The smokiness fades first, within minutes. The rasberry follows, and soon we have just a supple, suedey, pillowy leather that seems strangely edible, like leather you'd like to chew on. It's quite dry at this point, but "fuzzy." It's a very difficult leather accord to describe, but it's very very good if you like leather. Maybe this will help: Tuscan Leather is leather antithesis of Cuiron, which is dry and sharp and austere, and which I also like.
18th March, 2010

Antaeus by Chanel

I don't agree with all the butch-80s-juice reviews.

Conversely, I find Antaeus to be one of the most well-behaved 80s fragrances for men. It actually starts out rather feminine, with a good helping of aldehydes and (I think) florals. Could be the myrtle, but the only kind of myrtle I've smelled is crape myrtle, and that was long ago. Not my favorite opening, but it will do. The evolution is worth it.

The florals fade to a smooth, creamy, sandalwood/patchouli combo with a hint of spice, before fading to a dusty-sweet leathery amber base, with a beeswax kick.
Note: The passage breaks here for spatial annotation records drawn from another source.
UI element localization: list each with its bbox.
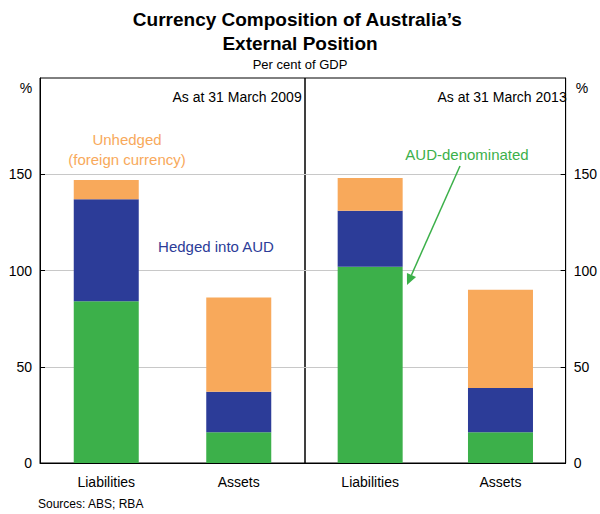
svg-text:External Position: External Position [222,33,377,54]
svg-text:As at 31 March 2009: As at 31 March 2009 [172,89,301,105]
svg-text:150: 150 [9,166,33,182]
svg-text:Currency Composition of Austra: Currency Composition of Australia’s [133,9,467,30]
svg-text:Hedged into AUD: Hedged into AUD [158,238,274,255]
svg-text:0: 0 [24,455,32,471]
svg-text:%: % [576,80,588,96]
svg-text:AUD-denominated: AUD-denominated [405,146,528,163]
svg-text:0: 0 [574,455,582,471]
svg-text:100: 100 [9,263,33,279]
svg-text:50: 50 [16,359,32,375]
svg-text:50: 50 [574,359,590,375]
svg-text:Unhedged: Unhedged [92,131,161,148]
svg-text:Liabilities: Liabilities [341,474,399,490]
svg-text:Liabilities: Liabilities [77,474,135,490]
svg-text:%: % [20,80,32,96]
svg-text:100: 100 [574,263,598,279]
svg-text:150: 150 [574,166,598,182]
svg-text:Sources: ABS; RBA: Sources: ABS; RBA [38,497,143,511]
svg-text:Assets: Assets [479,474,521,490]
svg-text:As at 31 March 2013: As at 31 March 2013 [437,89,566,105]
svg-text:Per cent of GDP: Per cent of GDP [253,57,348,72]
svg-text:(foreign currency): (foreign currency) [68,151,186,168]
svg-text:Assets: Assets [218,474,260,490]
It lasts a long time, and never fades to chemical drivel. It retains its character.

A great fragrance - unlike anything on the market. It's surprisingly wearable, versatile and (dare I say) refreshing..
20th February, 2010

Burberry for Women by Burberry

This is a wonderful scent, and quite unisex, IMO. The opening is an interesting blend of fruits (peach and apple are both identifiable) and harder to define spice notes. This opening is a little bit loud, but relatively unique, and quite pleasing.
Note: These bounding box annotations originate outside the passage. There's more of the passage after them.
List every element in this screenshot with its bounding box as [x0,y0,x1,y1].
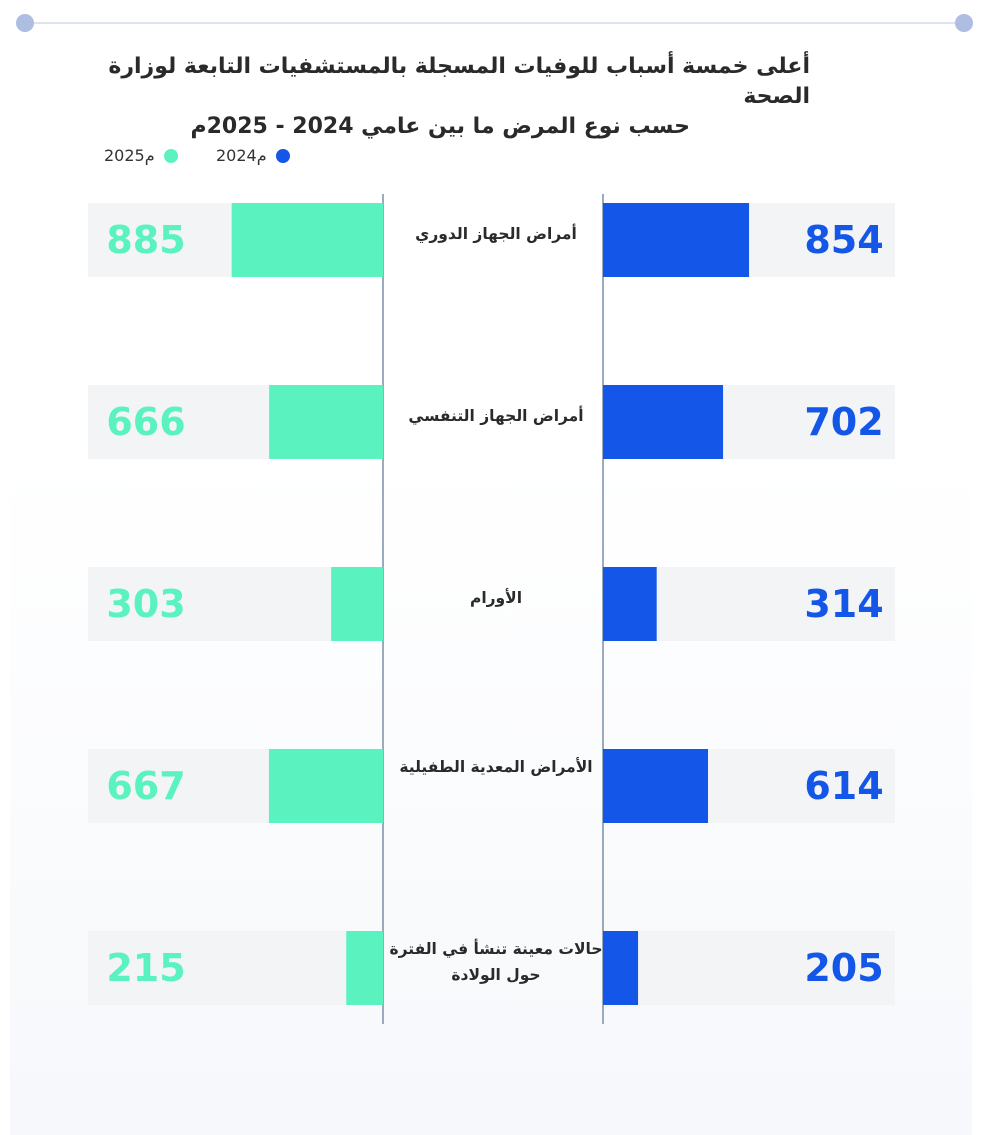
category-label-5: حالات معينة تنشأ في الفترة حول الولادة [389,940,603,984]
value-label-2025-4: 667 [106,764,185,808]
value-label-2025-2: 666 [106,400,185,444]
track-2024-row-5 [603,931,895,1005]
rule-end-dot-right [955,14,973,32]
legend-item-2025: 2025م [98,144,188,168]
bar-2024-2 [603,385,724,459]
bar-2025-4 [268,749,383,823]
legend-label-2024: 2024م [216,146,267,165]
value-label-2024-2: 702 [804,400,883,444]
chart-title: أعلى خمسة أسباب للوفيات المسجلة بالمستشف… [100,52,810,142]
bar-2025-2 [269,385,383,459]
rule-end-dot-left [16,14,34,32]
bar-2024-5 [603,931,639,1005]
legend-label-2025: 2025م [104,146,155,165]
bar-2024-4 [603,749,708,823]
bar-2025-5 [346,931,383,1005]
bar-2024-1 [603,203,750,277]
bar-2024-3 [603,567,657,641]
legend-item-2024: 2024م [210,144,300,168]
bar-2025-1 [231,203,383,277]
top-rule [26,22,966,24]
category-label-2: أمراض الجهاز التنفسي [408,407,584,425]
legend-dot-2024 [276,149,290,163]
value-label-2024-5: 205 [804,946,883,990]
value-label-2025-1: 885 [106,218,185,262]
chart-title-line-2: حسب نوع المرض ما بين عامي 2024 - 2025م [190,114,690,139]
chart-title-line-1: أعلى خمسة أسباب للوفيات المسجلة بالمستشف… [108,54,810,109]
bar-2025-3 [331,567,383,641]
value-label-2024-3: 314 [804,582,883,626]
value-label-2024-4: 614 [804,764,883,808]
track-2025-row-5 [88,931,383,1005]
category-label-3: الأورام [469,589,523,607]
category-label-1: أمراض الجهاز الدوري [415,225,577,243]
category-label-4: الأمراض المعدية الطفيلية [399,758,593,776]
value-label-2025-3: 303 [106,582,185,626]
legend-dot-2025 [164,149,178,163]
value-label-2024-1: 854 [804,218,883,262]
value-label-2025-5: 215 [106,946,185,990]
I have no idea where the topnotes in the pyramid above came from; they doesn't reflect the opening at all.

As the scent evolves, it gradually dries into a very dry, dusty, almost resinous amber and mossy sandalwood accord, which maintains softening sweet element. I could swear that there's good helping of oakmoss in there, but I could be wrong. This compelling and versatile drydown is why I don't hesitate to wear this scent myself.

My girlfriend likes it (finally, she likes something other than a vanilla-beast oriental!!), but I steal it occasionally. Big thumbs up.
05th February, 2010

Versace pour Homme by Versace

I'm usually a pretty easygoing reviewer, even with scents that are very unpopular or that disagree with me strongly. But I have to say...Versace Pour Homme is just exquisitely bad. It's like someone took Allure Homme Sport, made it project like Kouros, and dumped pesticides in it. Certain scents are so synthetic they make my mouth taste plasticy...this is one of them. Really, really unpleasant for me.
18th January, 2010

Agrumi di Sicilia / Agrumi Amaria di Sicilia by Bois 1920

It smells quite good, with (as expected) with bitter, sour, natural citrus notes, followed by a vague woody dry down. I enjoy the scent itself (pedestrian though it is), but the longevity is pathetic. And this is coming from someone whose skin usually projects and holds scent well.

It was barely there after all of 10 minutes. If I put my nose IN by wrist. I could get just the tiniest whiff of some soft (sandal?)woody notes. Seriously, I get more out of Eau d'Orange Verte.